Relationship jokes
Your mom.
Hello.
Anyone does online dating and needs someone? HERE I am!
Meeting a girl at a park is good, but parking meat in girl is better.
Meeting a girl at the park is good. But parking meat in a girl is better.
Yo, back off from my homey Freshfry; he's mine!
Memes
Who ever said "condom?" YES DADDY!
You can pick your friends and you can pick your 🤥 nose, but you can't pick your friends' noses 👃 👃 👃 👃 👃 👃 👃.
Does it 🚲 🚲 🚲 cycle now?
I like my wife like I like my coffee: so sweet, it gives me headaches.
A guy is at his locker, and a girl comes and says, "Hey, I love you."
He says, "Okay, cool." She then replies and says, "Well, what do you think about our love?" He says, "Count the stars."
Then she says, "Oh, infinity!" and he replies with, "Nope, it's just a waste of time."

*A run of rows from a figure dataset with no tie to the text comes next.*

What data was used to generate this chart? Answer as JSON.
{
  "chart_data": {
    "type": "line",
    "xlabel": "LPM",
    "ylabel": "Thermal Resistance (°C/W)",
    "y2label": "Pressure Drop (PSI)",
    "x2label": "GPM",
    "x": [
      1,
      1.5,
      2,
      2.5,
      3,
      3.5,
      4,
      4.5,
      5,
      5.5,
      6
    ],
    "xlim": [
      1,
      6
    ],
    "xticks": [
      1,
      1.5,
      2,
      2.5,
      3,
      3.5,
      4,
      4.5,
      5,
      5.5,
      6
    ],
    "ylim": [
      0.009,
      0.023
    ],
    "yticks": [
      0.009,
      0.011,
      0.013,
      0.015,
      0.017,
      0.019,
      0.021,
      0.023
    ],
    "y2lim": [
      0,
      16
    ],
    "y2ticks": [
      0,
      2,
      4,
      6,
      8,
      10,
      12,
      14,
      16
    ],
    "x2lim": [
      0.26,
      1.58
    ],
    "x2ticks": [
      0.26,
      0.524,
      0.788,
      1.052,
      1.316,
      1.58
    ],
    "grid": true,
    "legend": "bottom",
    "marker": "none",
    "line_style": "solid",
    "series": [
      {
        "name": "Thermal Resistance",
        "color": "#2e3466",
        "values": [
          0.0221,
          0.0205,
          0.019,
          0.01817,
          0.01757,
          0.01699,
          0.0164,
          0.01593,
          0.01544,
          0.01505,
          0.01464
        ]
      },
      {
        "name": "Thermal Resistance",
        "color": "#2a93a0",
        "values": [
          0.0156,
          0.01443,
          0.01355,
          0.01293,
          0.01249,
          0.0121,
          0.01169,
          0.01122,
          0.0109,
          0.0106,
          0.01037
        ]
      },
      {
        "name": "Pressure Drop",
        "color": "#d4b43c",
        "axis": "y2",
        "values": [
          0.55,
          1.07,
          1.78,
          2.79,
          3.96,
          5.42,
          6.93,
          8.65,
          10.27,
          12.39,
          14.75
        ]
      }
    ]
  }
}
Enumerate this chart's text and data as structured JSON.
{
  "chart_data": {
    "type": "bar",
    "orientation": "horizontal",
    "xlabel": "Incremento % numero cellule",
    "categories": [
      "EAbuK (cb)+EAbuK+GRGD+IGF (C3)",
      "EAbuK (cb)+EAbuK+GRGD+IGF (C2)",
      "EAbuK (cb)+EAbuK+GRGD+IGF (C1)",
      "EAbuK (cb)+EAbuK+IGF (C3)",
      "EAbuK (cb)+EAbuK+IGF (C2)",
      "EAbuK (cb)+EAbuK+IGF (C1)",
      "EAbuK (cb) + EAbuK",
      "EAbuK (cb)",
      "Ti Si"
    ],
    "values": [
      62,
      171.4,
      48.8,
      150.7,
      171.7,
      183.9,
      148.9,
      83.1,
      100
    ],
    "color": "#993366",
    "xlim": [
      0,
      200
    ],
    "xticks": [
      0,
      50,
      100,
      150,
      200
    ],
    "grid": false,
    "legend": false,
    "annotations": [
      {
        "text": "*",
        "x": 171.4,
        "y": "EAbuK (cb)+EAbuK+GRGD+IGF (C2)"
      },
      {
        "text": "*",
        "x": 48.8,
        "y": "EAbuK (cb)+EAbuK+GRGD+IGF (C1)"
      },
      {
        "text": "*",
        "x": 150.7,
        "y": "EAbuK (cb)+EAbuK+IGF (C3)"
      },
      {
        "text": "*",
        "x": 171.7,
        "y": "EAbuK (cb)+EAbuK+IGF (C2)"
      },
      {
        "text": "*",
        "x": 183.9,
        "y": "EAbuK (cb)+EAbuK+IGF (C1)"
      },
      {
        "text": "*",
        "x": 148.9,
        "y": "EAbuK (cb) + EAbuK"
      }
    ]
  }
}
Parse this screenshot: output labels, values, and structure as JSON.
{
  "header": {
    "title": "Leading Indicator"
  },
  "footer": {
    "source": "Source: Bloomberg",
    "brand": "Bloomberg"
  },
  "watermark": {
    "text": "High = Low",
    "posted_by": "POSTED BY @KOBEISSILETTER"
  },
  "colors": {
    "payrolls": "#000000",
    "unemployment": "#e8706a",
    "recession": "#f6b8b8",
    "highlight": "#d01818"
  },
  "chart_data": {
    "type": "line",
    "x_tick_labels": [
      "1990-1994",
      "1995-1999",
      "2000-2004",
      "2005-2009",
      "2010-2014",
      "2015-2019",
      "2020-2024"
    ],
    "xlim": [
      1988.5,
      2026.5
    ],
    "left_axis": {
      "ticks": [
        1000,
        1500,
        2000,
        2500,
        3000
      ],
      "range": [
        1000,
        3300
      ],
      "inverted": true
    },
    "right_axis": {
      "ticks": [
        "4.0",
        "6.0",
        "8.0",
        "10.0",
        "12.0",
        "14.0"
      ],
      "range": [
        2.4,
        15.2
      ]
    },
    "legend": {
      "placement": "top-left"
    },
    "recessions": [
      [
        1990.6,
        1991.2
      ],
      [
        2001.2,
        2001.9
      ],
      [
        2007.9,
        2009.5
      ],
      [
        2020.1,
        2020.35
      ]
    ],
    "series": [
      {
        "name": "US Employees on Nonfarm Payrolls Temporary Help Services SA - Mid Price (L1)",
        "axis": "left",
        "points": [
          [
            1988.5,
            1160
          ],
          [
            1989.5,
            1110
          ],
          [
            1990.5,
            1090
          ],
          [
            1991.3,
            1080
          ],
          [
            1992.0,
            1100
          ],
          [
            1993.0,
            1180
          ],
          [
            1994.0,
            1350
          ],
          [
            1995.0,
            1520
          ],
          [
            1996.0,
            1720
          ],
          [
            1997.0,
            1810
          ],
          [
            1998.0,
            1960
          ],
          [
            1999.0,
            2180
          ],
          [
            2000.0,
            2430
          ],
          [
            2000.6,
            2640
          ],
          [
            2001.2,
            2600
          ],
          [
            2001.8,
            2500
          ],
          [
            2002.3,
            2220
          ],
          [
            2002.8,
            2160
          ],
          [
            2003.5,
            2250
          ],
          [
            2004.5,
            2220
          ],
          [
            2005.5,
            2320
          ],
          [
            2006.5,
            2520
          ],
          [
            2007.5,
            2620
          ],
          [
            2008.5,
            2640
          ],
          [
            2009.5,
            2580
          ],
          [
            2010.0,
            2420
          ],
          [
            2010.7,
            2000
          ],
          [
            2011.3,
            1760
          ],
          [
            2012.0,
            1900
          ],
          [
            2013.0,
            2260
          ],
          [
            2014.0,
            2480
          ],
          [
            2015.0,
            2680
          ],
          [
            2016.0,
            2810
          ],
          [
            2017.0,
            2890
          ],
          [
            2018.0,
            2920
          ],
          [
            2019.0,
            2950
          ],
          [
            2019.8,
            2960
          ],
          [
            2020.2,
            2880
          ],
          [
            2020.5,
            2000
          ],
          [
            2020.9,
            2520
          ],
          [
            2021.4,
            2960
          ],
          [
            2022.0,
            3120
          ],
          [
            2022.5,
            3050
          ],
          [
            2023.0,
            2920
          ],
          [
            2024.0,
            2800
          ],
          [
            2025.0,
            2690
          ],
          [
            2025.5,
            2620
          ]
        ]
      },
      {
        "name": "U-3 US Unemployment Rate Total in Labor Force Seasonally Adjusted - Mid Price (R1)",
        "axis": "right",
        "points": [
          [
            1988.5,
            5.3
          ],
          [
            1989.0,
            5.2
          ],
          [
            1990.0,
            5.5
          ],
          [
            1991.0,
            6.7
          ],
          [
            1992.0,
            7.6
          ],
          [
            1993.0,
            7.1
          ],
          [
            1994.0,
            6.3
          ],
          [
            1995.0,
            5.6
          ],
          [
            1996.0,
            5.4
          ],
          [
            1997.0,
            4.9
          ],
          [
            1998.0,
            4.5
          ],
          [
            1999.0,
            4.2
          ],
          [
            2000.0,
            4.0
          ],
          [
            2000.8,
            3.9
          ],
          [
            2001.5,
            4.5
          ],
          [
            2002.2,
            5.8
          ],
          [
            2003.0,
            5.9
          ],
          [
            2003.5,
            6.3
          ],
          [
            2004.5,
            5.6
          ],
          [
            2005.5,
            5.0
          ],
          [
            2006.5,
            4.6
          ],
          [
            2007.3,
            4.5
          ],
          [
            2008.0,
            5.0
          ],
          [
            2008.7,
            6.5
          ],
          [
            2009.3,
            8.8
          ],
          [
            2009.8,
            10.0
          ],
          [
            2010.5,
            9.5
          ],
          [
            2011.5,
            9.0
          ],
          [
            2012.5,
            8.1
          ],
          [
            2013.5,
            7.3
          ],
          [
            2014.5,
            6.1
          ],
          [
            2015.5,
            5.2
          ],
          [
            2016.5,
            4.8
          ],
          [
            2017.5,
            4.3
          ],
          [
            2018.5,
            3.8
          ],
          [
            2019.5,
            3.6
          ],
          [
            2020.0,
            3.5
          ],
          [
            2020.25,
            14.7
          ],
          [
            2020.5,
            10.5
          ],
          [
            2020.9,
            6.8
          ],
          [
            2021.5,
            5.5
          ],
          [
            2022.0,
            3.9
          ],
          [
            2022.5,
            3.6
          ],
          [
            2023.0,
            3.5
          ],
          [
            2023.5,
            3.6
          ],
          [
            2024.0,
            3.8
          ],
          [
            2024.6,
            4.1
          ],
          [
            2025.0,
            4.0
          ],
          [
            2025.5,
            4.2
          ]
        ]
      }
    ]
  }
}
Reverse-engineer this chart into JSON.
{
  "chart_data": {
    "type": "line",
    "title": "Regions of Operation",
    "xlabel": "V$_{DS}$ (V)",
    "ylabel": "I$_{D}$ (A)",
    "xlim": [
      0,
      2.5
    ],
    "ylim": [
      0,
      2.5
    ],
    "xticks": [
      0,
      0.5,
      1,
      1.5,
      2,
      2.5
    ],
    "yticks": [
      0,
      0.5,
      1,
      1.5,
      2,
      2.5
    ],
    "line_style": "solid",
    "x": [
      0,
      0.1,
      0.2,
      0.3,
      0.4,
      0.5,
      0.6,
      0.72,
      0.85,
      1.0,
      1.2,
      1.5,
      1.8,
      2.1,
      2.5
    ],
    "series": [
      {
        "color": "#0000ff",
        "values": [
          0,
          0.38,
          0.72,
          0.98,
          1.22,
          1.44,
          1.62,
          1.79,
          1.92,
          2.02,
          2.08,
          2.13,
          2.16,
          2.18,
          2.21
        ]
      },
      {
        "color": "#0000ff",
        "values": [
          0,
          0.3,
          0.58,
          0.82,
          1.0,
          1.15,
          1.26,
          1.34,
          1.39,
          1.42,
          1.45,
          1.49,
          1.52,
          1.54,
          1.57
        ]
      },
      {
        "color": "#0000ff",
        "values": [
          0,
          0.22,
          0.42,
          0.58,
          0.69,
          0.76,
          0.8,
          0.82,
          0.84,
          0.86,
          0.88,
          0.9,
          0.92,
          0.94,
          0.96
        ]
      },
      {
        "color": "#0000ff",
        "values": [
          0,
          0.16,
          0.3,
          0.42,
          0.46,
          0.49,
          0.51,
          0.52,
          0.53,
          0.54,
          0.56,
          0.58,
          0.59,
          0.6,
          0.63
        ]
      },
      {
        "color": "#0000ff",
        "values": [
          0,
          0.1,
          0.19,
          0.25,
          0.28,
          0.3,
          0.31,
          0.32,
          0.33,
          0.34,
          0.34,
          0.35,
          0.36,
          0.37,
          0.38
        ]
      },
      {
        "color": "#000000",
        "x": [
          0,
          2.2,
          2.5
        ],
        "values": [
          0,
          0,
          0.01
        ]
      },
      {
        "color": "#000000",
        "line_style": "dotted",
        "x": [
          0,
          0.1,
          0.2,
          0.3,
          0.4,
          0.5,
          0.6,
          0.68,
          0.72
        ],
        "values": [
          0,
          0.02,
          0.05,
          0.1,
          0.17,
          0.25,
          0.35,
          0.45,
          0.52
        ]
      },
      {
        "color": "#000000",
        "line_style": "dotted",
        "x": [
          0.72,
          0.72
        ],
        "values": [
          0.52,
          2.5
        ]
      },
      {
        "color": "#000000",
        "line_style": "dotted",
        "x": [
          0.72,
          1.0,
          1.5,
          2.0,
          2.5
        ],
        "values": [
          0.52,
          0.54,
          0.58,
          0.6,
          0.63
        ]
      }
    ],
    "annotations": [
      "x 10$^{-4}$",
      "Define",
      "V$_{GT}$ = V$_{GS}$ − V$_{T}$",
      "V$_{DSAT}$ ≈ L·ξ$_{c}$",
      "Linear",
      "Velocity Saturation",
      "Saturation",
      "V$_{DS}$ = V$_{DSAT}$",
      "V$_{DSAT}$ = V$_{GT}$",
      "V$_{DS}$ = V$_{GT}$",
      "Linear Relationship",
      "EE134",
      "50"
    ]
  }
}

My sister's friends are hilarious, like seriously, haha.
What do girls after sex with Pinocchio?
Wash off the birch sap from the face.
My father taught me a lesson of sex in a hypothetical way.
My stepmother gave me a lesson [on] how [it] is going inside?
Hey Stacey, love!
If anyone can see Alya KUHL please tell me! I love and miss her...
Mom, (DYM 147)
Hey, yesterday I played with my sister. When I woke up, she was gone.
My sister said that I am a baby, so I said, "Waa, waa."
Dear Kenya, I am very sorry for how rude I was to you. I just want you to know that I'm on your side and I'll never do it again. - Sincerely, Gwen
I had sex, but ended up going "uuyaahh!"